Nahdlatul Ulama: Indonesia Bukti Islam Berdemokrasi
Oleh
satrio pangarso wisanggeni
·3 menit baca
JAKARTA, KOMPAS – Keberhasilan Indonesia dalam menyelenggarakan Pemilu 2019 dinilai Nahdlatul Ulama sebagai bukti bahwa ajaran Islam tidak bertentangan dengan demokrasi. Meski demikian, ini hanyalah langkah awal.
Kedewasaan demokrasi harus terus dipelihara dan semakin dimatangkan, yakni dimulai dengan proses rekonsiliasi antardua pasangan calon presiden (capres) dan calon wakil presiden (cawapres) yang berkontestasi.
Ketua Umum Pengurus Besar Nahdlatul Ulama (PBNU) Said Aqil Siroj, Senin (22/4/2019) di Jakarta, menilai, umat Islam Indonesia menunjukkan kematangan dan kedewasaan yang baik dengan terselenggaranya pemilu yang demokratis.

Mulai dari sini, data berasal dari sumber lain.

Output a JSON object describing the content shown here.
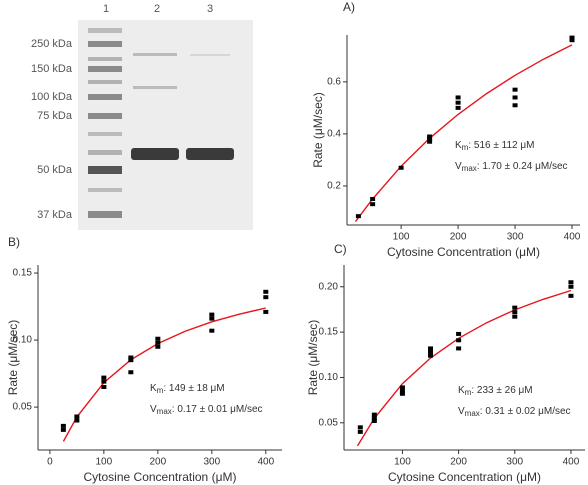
{
  "gel": {
    "lane_labels": [
      "1",
      "2",
      "3"
    ],
    "marker_labels": [
      "250 kDa",
      "150 kDa",
      "100 kDa",
      "75 kDa",
      "50 kDa",
      "37 kDa"
    ]
  },
  "chart_data": [
    {
      "type": "scatter",
      "panel": "A)",
      "x_label": "Cytosine Concentration (μM)",
      "y_label": "Rate (μM/sec)",
      "xlim": [
        5,
        414
      ],
      "ylim": [
        0.05,
        0.78
      ],
      "xticks": [
        100,
        200,
        300,
        400
      ],
      "yticks": [
        0.2,
        0.4,
        0.6
      ],
      "points": {
        "color": "#000000",
        "x": [
          25,
          50,
          50,
          100,
          150,
          150,
          150,
          200,
          200,
          200,
          300,
          300,
          300,
          400,
          400
        ],
        "values": [
          0.084,
          0.15,
          0.13,
          0.27,
          0.39,
          0.38,
          0.37,
          0.54,
          0.52,
          0.5,
          0.57,
          0.54,
          0.51,
          0.77,
          0.76
        ]
      },
      "fit": {
        "color": "#e8141c",
        "x": [
          20,
          50,
          100,
          150,
          200,
          250,
          300,
          350,
          400
        ],
        "values": [
          0.063,
          0.15,
          0.276,
          0.383,
          0.475,
          0.555,
          0.625,
          0.687,
          0.742
        ]
      },
      "annotations": [
        {
          "symbol": "K",
          "sub": "m",
          "text": ": 516 ± 112 μM"
        },
        {
          "symbol": "V",
          "sub": "max",
          "text": ": 1.70 ± 0.24 μM/sec"
        }
      ]
    },
    {
      "type": "scatter",
      "panel": "B)",
      "x_label": "Cytosine Concentration (μM)",
      "y_label": "Rate (μM/sec)",
      "xlim": [
        -22,
        430
      ],
      "ylim": [
        0.018,
        0.156
      ],
      "xticks": [
        0,
        100,
        200,
        300,
        400
      ],
      "yticks": [
        0.05,
        {
          "value": 0.1,
          "label": "0.10"
        },
        0.15
      ],
      "points": {
        "color": "#000000",
        "x": [
          25,
          25,
          50,
          50,
          100,
          100,
          100,
          150,
          150,
          150,
          200,
          200,
          200,
          300,
          300,
          300,
          400,
          400,
          400
        ],
        "values": [
          0.036,
          0.033,
          0.043,
          0.04,
          0.072,
          0.069,
          0.065,
          0.087,
          0.085,
          0.076,
          0.101,
          0.098,
          0.095,
          0.119,
          0.116,
          0.107,
          0.136,
          0.132,
          0.121
        ]
      },
      "fit": {
        "color": "#e8141c",
        "x": [
          25,
          50,
          100,
          150,
          200,
          250,
          300,
          350,
          400
        ],
        "values": [
          0.0244,
          0.0427,
          0.0683,
          0.0853,
          0.0974,
          0.1065,
          0.1136,
          0.1192,
          0.1239
        ]
      },
      "annotations": [
        {
          "symbol": "K",
          "sub": "m",
          "text": ": 149 ± 18 μM"
        },
        {
          "symbol": "V",
          "sub": "max",
          "text": ": 0.17 ± 0.01 μM/sec"
        }
      ]
    },
    {
      "type": "scatter",
      "panel": "C)",
      "x_label": "Cytosine Concentration (μM)",
      "y_label": "Rate (μM/sec)",
      "xlim": [
        -4,
        425
      ],
      "ylim": [
        0.02,
        0.224
      ],
      "xticks": [
        100,
        200,
        300,
        400
      ],
      "yticks": [
        0.05,
        {
          "value": 0.1,
          "label": "0.10"
        },
        0.15,
        {
          "value": 0.2,
          "label": "0.20"
        }
      ],
      "points": {
        "color": "#000000",
        "x": [
          25,
          25,
          50,
          50,
          50,
          100,
          100,
          100,
          150,
          150,
          150,
          200,
          200,
          200,
          300,
          300,
          300,
          400,
          400,
          400
        ],
        "values": [
          0.045,
          0.04,
          0.059,
          0.055,
          0.052,
          0.089,
          0.085,
          0.082,
          0.132,
          0.128,
          0.124,
          0.148,
          0.141,
          0.132,
          0.177,
          0.172,
          0.167,
          0.205,
          0.2,
          0.19
        ]
      },
      "fit": {
        "color": "#e8141c",
        "x": [
          20,
          50,
          100,
          150,
          200,
          250,
          300,
          350,
          400
        ],
        "values": [
          0.0245,
          0.0548,
          0.0931,
          0.1214,
          0.1432,
          0.1604,
          0.1745,
          0.1861,
          0.1959
        ]
      },
      "annotations": [
        {
          "symbol": "K",
          "sub": "m",
          "text": ": 233 ± 26 μM"
        },
        {
          "symbol": "V",
          "sub": "max",
          "text": ": 0.31 ± 0.02 μM/sec"
        }
      ]
    }
  ]
}
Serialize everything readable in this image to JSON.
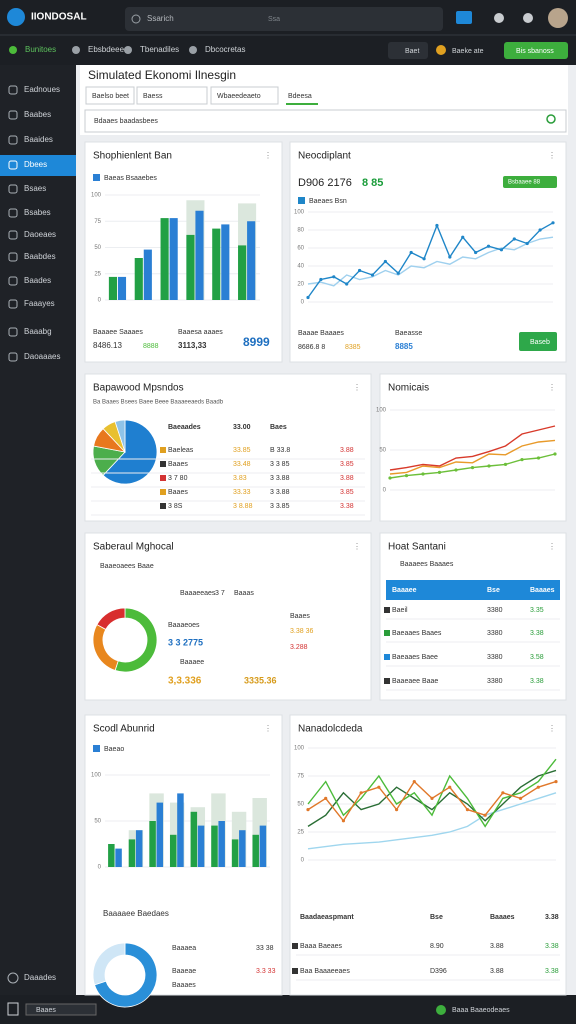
{
  "topbar": {
    "logo": "IIONDOSAL",
    "search": "Ssarich",
    "shortcut": "Ssa"
  },
  "nav": {
    "tabs": [
      "Bunitoes",
      "Ebsbdeees",
      "Tbenadiles",
      "Dbcocretas"
    ],
    "actions": [
      "Baet",
      "Baeke ate",
      "Bis sbanoss"
    ]
  },
  "sidebar": {
    "items": [
      "Eadnoues",
      "Baabes",
      "Baaides",
      "Dbees",
      "Bsaes",
      "Bsabes",
      "Daoeaes",
      "Baabdes",
      "Baades",
      "Faaayes",
      "Baaabg",
      "Daoaaaes"
    ],
    "active": 3,
    "footer": "Daaades"
  },
  "header": {
    "title": "Simulated Ekonomi Ilnesgin",
    "filters": [
      "Baelso beet",
      "Baess",
      "Wbaeedeaeto"
    ],
    "tab": "Bdeesa",
    "search": "Bdaaes baadasbees"
  },
  "cards": [
    {
      "title": "Shophienlent Ban",
      "chart": {
        "type": "bar",
        "ylim": [
          0,
          100
        ],
        "yticks": [
          0,
          25,
          50,
          75,
          100
        ],
        "grid": true,
        "series": [
          {
            "color": "#dbe7dd",
            "background": true,
            "values": [
              0,
              0,
              0,
              95,
              0,
              92
            ]
          },
          {
            "color": "#22a045",
            "values": [
              22,
              40,
              78,
              62,
              68,
              52
            ]
          },
          {
            "name": "Baeas Bsaaebes",
            "color": "#2a7fd4",
            "values": [
              22,
              48,
              78,
              85,
              72,
              75
            ]
          }
        ]
      },
      "notes": [
        "Baaaee Saaaes",
        "8486.13",
        "8888",
        "Baaesa aaaes",
        "3113,33",
        "8999"
      ]
    },
    {
      "title": "Neocdiplant",
      "chart": {
        "type": "line",
        "ylim": [
          0,
          100
        ],
        "yticks": [
          0,
          20,
          40,
          60,
          80,
          100
        ],
        "grid": true,
        "series": [
          {
            "color": "#9fd0ee",
            "values": [
              20,
              22,
              18,
              30,
              25,
              28,
              35,
              30,
              40,
              38,
              45,
              42,
              50,
              48,
              55,
              60,
              58,
              65,
              70,
              72
            ]
          },
          {
            "name": "Baeaes Bsn",
            "color": "#1f86c8",
            "values": [
              5,
              25,
              28,
              20,
              35,
              30,
              45,
              32,
              55,
              48,
              85,
              50,
              72,
              55,
              62,
              58,
              70,
              65,
              80,
              88
            ]
          }
        ]
      },
      "notes": [
        "D906 2176",
        "8 85",
        "Bsbaaee 88",
        "Baaae Baaaes",
        "8686.8 8",
        "8385",
        "Baeasse",
        "8885",
        "Baseb"
      ]
    },
    {
      "title": "Bapawood Mpsndos",
      "chart": {
        "type": "pie",
        "values": [
          62,
          16,
          10,
          7,
          5
        ],
        "colors": [
          "#1f7fd0",
          "#4cae4c",
          "#e8781e",
          "#e8c030",
          "#8fc3e8"
        ]
      },
      "notes": [
        "Ba Baaes Bsees Baee Beee Baaaeeaeds Baadb"
      ],
      "table": {
        "header": [
          "Baeaades",
          "33.00",
          "Baes"
        ],
        "rows": [
          [
            "Baeleas",
            "33.85",
            "B 33.8",
            "3.88"
          ],
          [
            "Baaes",
            "33.48",
            "3 3 85",
            "3.85"
          ],
          [
            "3 7 80",
            "3.83",
            "3 3.88",
            "3.88"
          ],
          [
            "Baaes",
            "33.33",
            "3 3.88",
            "3.85"
          ],
          [
            "3 8S",
            "3 8.88",
            "3 3.85",
            "3.38"
          ]
        ],
        "colors": [
          "#333333",
          "#e0a020",
          "#333333",
          "#d33333"
        ]
      }
    },
    {
      "title": "Nomicais",
      "chart": {
        "type": "line",
        "ylim": [
          0,
          100
        ],
        "yticks": [
          0,
          50,
          100
        ],
        "grid": true,
        "series": [
          {
            "color": "#e89a2a",
            "values": [
              20,
              22,
              30,
              28,
              35,
              34,
              45,
              44,
              55,
              60,
              62
            ]
          },
          {
            "color": "#d83a2a",
            "values": [
              25,
              28,
              32,
              30,
              40,
              42,
              48,
              55,
              70,
              75,
              80
            ]
          },
          {
            "color": "#6cbf3a",
            "values": [
              15,
              18,
              20,
              22,
              25,
              28,
              30,
              32,
              38,
              40,
              45
            ]
          }
        ]
      }
    },
    {
      "title": "Saberaul Mghocal",
      "chart": {
        "type": "pie",
        "values": [
          55,
          28,
          17
        ],
        "colors": [
          "#4cbb3a",
          "#e8871e",
          "#d82e2e"
        ],
        "donut": true
      },
      "notes": [
        "Baaeoaees Baae",
        "Baaaeeaes",
        "3 7",
        "Baaas",
        "Baaaeoes",
        "3 3 2775",
        "Baaaee",
        "3,3.336",
        "3335.36",
        "Baaes",
        "3.38 36",
        "3.288"
      ]
    },
    {
      "title": "Hoat Santani",
      "notes": [
        "Baaaees Baaaes"
      ],
      "table": {
        "header": [
          "Baaaee",
          "Bse",
          "Baaaes"
        ],
        "rows": [
          [
            "Baeil",
            "3380",
            "3.35"
          ],
          [
            "Baeaaes Baaes",
            "3380",
            "3.38"
          ],
          [
            "Baeaaes Baee",
            "3380",
            "3.58"
          ],
          [
            "Baaeaee Baae",
            "3380",
            "3.38"
          ]
        ],
        "colors": [
          "#333333",
          "#333333",
          "#2a9d3a"
        ]
      }
    },
    {
      "title": "Scodl Abunrid",
      "chart": {
        "type": "bar",
        "ylim": [
          0,
          100
        ],
        "yticks": [
          0,
          50,
          100
        ],
        "grid": true,
        "series": [
          {
            "color": "#dbe7dd",
            "background": true,
            "values": [
              0,
              40,
              80,
              70,
              65,
              80,
              60,
              75
            ]
          },
          {
            "color": "#22a045",
            "values": [
              25,
              30,
              50,
              35,
              60,
              45,
              30,
              35
            ]
          },
          {
            "name": "Baeao",
            "color": "#2a7fd4",
            "values": [
              20,
              40,
              70,
              80,
              45,
              50,
              40,
              45
            ]
          }
        ]
      },
      "chart2": {
        "type": "pie",
        "values": [
          70,
          30
        ],
        "colors": [
          "#2a8fd8",
          "#cfe6f6"
        ],
        "donut": true
      },
      "notes": [
        "Baaaaee Baedaes",
        "Baaaea",
        "33 38",
        "Baaeae",
        "3.3 33",
        "Baaaes"
      ]
    },
    {
      "title": "Nanadolcdeda",
      "chart": {
        "type": "line",
        "ylim": [
          0,
          100
        ],
        "yticks": [
          0,
          25,
          50,
          75,
          100
        ],
        "grid": true,
        "series": [
          {
            "color": "#9fd6ee",
            "values": [
              10,
              12,
              14,
              15,
              16,
              18,
              20,
              22,
              25,
              30,
              40,
              45,
              50,
              55,
              60
            ]
          },
          {
            "color": "#2a6e35",
            "values": [
              30,
              40,
              60,
              45,
              50,
              65,
              55,
              45,
              60,
              50,
              35,
              50,
              65,
              75,
              80
            ]
          },
          {
            "color": "#4cbb3a",
            "values": [
              50,
              70,
              40,
              55,
              75,
              50,
              60,
              40,
              75,
              55,
              30,
              55,
              60,
              70,
              90
            ]
          },
          {
            "color": "#e0782a",
            "values": [
              45,
              55,
              35,
              60,
              65,
              45,
              70,
              55,
              65,
              45,
              40,
              60,
              55,
              65,
              70
            ]
          }
        ]
      },
      "table": {
        "header": [
          "Baadaeaspmant",
          "Bse",
          "Baaaes",
          "3.38"
        ],
        "rows": [
          [
            "Baaa Baeaes",
            "8.90",
            "3.88",
            "3.38"
          ],
          [
            "Baa Baaaeeaes",
            "D396",
            "3.88",
            "3.38"
          ]
        ],
        "colors": [
          "#333333",
          "#333333",
          "#333333",
          "#2a9d3a"
        ]
      }
    }
  ],
  "statusbar": {
    "left": "Baaes",
    "right": "Baaa Baaeodeaes"
  }
}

“Artinya, kita semua harusnya sudah paham, Islam dan demokrasi tidak bertentangan dan justru saling memperkuat. Demokrasi diberi spirit Islam dan Islam diperkuat dengan sistem berdemokrasi,” kata Said dalam acara bertajuk “Silaturahim dan Penyampaian Gagasan Kebangsaan Pengurus Besar Nahdlatul Ulama” di Jakarta.
Dalam acara tersebut juga hadir Cawapres Ma’ruf Amin yang juga Mustasyar PBNU, pejabat Rais Aam PBNU Miftachul Akhyar, dan Sekretaris Jenderal PBNU Helmy Faishal.
Said mengatakan, keluarga besar NU bersyukur atas penyelenggaraan Pemilu 2019 yang aman dan relatif lancar. Berdasarkan hasil hitung cepat Litbang Kompas, tingkat partisipasi Pemilu 2019 merupakan salah satu yang tertinggi selama masa reformasi, dengan angka sekitar 81 persen.
“Mari kita pelihara kedewasaan dan kematangan ini. Ini menjadi contoh bagi negara-negara lain. Buktinya kita mendapatkan apresiasi dari dunia internasional bahwa Indonesia dengan mayoritas penduduknya menganut Islam mampu berdemokrasi,” kata Said.
Ma’ruf mengatakan, dalam NU, memilih dalam pemilu bukan sekadar hak, namun termasuk tanggung jawab dan kewajiban sebagai warga negara. Untuk itu, ia mengucapkan terima kasih kepada para warga NU yang telah mencoblos.
“Dalam ajaran aswaja (ahlussunah wal jamaah), memilih pemimpin bukan hak tetapi kewajiban. Terima kasih semua sudah menjalankan kewajibannya,” kata Ma’ruf.
Dalam kesempatan itu, Said mengatakan, Nahdlatul Ulama menyampaikan belasungkawa atas meninggalnya puluhan petugas dan aparat kepolisian yang gugur dalam menyelenggarakan pemilu. “Mereka adalah korban, para pejuang yang gugur saat melakukan tugas. Mudah-mudahan amal mereka diterima oleh Tuhan,” kata Said Aqil.
Rekonsiliasi
Ma’ruf mengatakan, langkah lanjutan untuk menjaga proses demokrasi di Indonesia adalah rekonsiliasi antarpara kontestan. Bangsa harus kembali utuh usai menjalani persaingan yang sengit.
Meski demikian, Ma’ruf mengingatkan, persaingan yang muncul karena pemilihan presiden tetap harus diselesaikan melalui mekanisme yang konstitusional dan sesuai aturan.
“Semestinya kita bisa menyatu lagi. Demi kepentingan bangsa dan negara, kita harus membangun rekonsiliasi,” kata Ma’ruf.
Untuk itu, ia berharap pertemuan rekonsiliasi antara pihak pasangan calon Joko Widodo-Ma’ruf Amin dengan Prabowo Subianto-Sandiaga Salahuddin Uno dapat segera digelar. “Kalau (pertemuan) bisa sebelum pengumuman oleh KPU itu lebih baik lagi,” kata Ma’ruf.
Said Aqil mengatakan, rekonsiliasi adalah hal yang penting dan sesuai dengan salah satu nilai yang dijunjung oleh NU, yakni ukhuwah wathaniyah (persaudaraan bangsa) yang melintasi batas-batas kelompok, budaya, dan partai politik.